Nagorno-Karabakh - A view of the village of Khnapat, March 11, 2022.

Azerbaijani troops are continuing to fire mortars towards villages in Nagorno-Karabakh and impede natural gas supplies to the territory cut off earlier this week, officials in Stepanakert said on Friday.

The Karabakh police said the Azerbaijani side targeted three villages bordering the Aghdam district east of Karabakh, using mortars and heavy machine guns. Nobody was hurt as a result.

One of those villages, Khnapat, was reportedly shelled throughout the day. A local farmer, Barsegh Avanesian, had to run for safety when a mortar shell exploded near his pomegranate grove in the morning.

“It landed about 300 meters from me,” Avanesian told RFE/RL’s Armenian Service. “Another one exploded five minutes later.”

The shelling interrupted classes in Khnapat’s school and kindergarten. Children attending them were evacuated by their parents, according to the school principal, Lyudmila Mosiyan.

“We started classed as usual at 9 o’clock in the morning,” said Mosiyan. “We heard the first explosions at around 10 a.m. We took the children down to the bomb shelter right after hearing the powerful sound of a second explosion. Then the parents came by car and escorted the students to their homes in an organized way.”

Also shelled, according to the local authorities, was the neighboring village of Khramort and adjacent farmland, the focal point of Azerbaijani gunfire reported over the past week. Russian peacekeeping troops set up two mobile observations posts there on Thursday in a bid to prevent further shelling.

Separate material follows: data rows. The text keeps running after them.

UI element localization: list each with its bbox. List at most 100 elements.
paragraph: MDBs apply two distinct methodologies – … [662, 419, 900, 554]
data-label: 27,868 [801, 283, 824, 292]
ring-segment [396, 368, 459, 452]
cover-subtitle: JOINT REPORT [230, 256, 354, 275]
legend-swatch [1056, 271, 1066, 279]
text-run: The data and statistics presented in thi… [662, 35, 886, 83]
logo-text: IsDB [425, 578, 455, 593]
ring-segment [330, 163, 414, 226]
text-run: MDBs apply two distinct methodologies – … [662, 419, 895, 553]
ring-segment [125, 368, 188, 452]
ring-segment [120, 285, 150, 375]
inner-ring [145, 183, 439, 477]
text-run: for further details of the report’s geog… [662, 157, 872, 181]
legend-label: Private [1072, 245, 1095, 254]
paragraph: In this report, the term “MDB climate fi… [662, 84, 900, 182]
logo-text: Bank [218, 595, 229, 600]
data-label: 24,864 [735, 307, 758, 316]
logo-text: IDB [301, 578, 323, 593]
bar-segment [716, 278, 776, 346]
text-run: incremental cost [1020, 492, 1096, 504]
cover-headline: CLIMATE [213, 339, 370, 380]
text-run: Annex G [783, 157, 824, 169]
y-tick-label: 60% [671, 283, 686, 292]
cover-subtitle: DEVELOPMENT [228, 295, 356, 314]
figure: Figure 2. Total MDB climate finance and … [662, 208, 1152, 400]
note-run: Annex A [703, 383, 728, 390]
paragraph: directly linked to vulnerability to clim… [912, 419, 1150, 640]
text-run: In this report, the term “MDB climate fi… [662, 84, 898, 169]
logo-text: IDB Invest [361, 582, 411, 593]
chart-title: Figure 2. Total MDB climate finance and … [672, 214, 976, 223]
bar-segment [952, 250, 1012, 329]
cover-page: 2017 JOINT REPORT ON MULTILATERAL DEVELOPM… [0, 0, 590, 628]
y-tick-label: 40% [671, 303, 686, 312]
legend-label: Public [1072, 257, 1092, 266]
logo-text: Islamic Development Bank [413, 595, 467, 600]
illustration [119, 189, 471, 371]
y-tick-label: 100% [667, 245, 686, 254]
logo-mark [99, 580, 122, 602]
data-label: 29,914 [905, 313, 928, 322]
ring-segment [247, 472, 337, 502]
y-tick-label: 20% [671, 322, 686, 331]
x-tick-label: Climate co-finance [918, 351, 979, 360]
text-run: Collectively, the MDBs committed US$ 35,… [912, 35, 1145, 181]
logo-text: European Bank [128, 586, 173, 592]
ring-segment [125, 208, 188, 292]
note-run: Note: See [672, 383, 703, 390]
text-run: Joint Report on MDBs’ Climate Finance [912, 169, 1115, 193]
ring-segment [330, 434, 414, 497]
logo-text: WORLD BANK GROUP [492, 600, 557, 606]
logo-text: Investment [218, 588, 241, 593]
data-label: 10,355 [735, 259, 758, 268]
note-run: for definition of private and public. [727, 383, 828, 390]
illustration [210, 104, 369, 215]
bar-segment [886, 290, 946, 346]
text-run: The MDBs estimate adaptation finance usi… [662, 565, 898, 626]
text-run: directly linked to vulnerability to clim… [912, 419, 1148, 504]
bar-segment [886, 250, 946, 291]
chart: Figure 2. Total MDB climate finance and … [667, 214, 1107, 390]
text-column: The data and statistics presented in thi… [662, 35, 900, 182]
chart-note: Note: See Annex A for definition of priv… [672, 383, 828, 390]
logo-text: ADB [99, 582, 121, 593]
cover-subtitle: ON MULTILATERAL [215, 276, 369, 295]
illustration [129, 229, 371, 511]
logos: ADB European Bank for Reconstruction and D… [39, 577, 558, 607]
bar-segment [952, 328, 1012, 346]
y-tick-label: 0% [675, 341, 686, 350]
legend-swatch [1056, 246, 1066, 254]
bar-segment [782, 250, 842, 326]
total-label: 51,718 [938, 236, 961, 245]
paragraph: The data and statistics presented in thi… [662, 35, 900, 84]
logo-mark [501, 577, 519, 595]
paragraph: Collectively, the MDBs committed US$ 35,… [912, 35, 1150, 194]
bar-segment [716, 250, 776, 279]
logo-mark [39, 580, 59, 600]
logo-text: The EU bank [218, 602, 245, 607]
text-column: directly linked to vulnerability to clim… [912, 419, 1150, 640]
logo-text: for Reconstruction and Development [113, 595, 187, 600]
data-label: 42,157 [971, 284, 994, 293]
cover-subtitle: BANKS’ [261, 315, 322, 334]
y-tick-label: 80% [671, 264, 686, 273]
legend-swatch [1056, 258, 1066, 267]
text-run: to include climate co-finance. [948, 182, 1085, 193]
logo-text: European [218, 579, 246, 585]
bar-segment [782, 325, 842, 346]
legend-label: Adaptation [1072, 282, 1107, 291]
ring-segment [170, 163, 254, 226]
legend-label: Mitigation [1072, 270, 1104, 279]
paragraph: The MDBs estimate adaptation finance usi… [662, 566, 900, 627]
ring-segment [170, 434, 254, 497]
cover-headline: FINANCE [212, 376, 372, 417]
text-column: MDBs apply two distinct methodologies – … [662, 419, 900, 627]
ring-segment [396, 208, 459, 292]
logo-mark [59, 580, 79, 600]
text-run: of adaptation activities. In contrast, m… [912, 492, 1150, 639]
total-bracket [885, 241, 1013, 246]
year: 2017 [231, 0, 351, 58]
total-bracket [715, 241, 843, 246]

The Azerbaijani Defense Ministry has denied targeting civilians. It has accused Armenian forces of firing at its troops deployed in the Aghdam district.

Karabakh leaders maintain that Baku stepped up truce violations late last week as part of its efforts to spread panic among Karabakh Armenians and depopulate the disputed territory. They have linked the shelling to an apparent explosion that knocked out on Monday night the sole pipeline supplying natural gas to Karabakh from Armenia.

Karabakh households, schools and other essential facilities remained without gas for the fourth consecutive day. The authorities in Stepanakert said that Azerbaijani troops are still not allowing Karabakh utility workers and Russian peacekeepers to approach the site of the pipeline accident.

Citing the resulting lack of heating in Karabakh’s schools and kindergartens, the authorities decided on Friday to suspend classes there for a week.

Meanwhile, Armenia continued to react very cautiously to what is one of the most serious escalations of tensions in and around Karabakh since the 2020 war with Azerbaijan.

Amid reports of continuing ceasefire violations there, the Armenian Foreign Ministry reaffirmed Yerevan’s stated readiness to negotiate a “peace treaty” with Baku. The ministry spokesman, Vahan Hunanian, said in the evening that it will “probably” ask the U.S., Russian and French co-chairs of the OSCE Minsk Group to organize Armenian-Azerbaijani talks for that purpose.

Azerbaijan has been pressing for such a treaty ever since its victory in the 2020 war. Azerbaijani leaders say that it must commit Armenia to recognizing Azerbaijani sovereignty over Karabakh.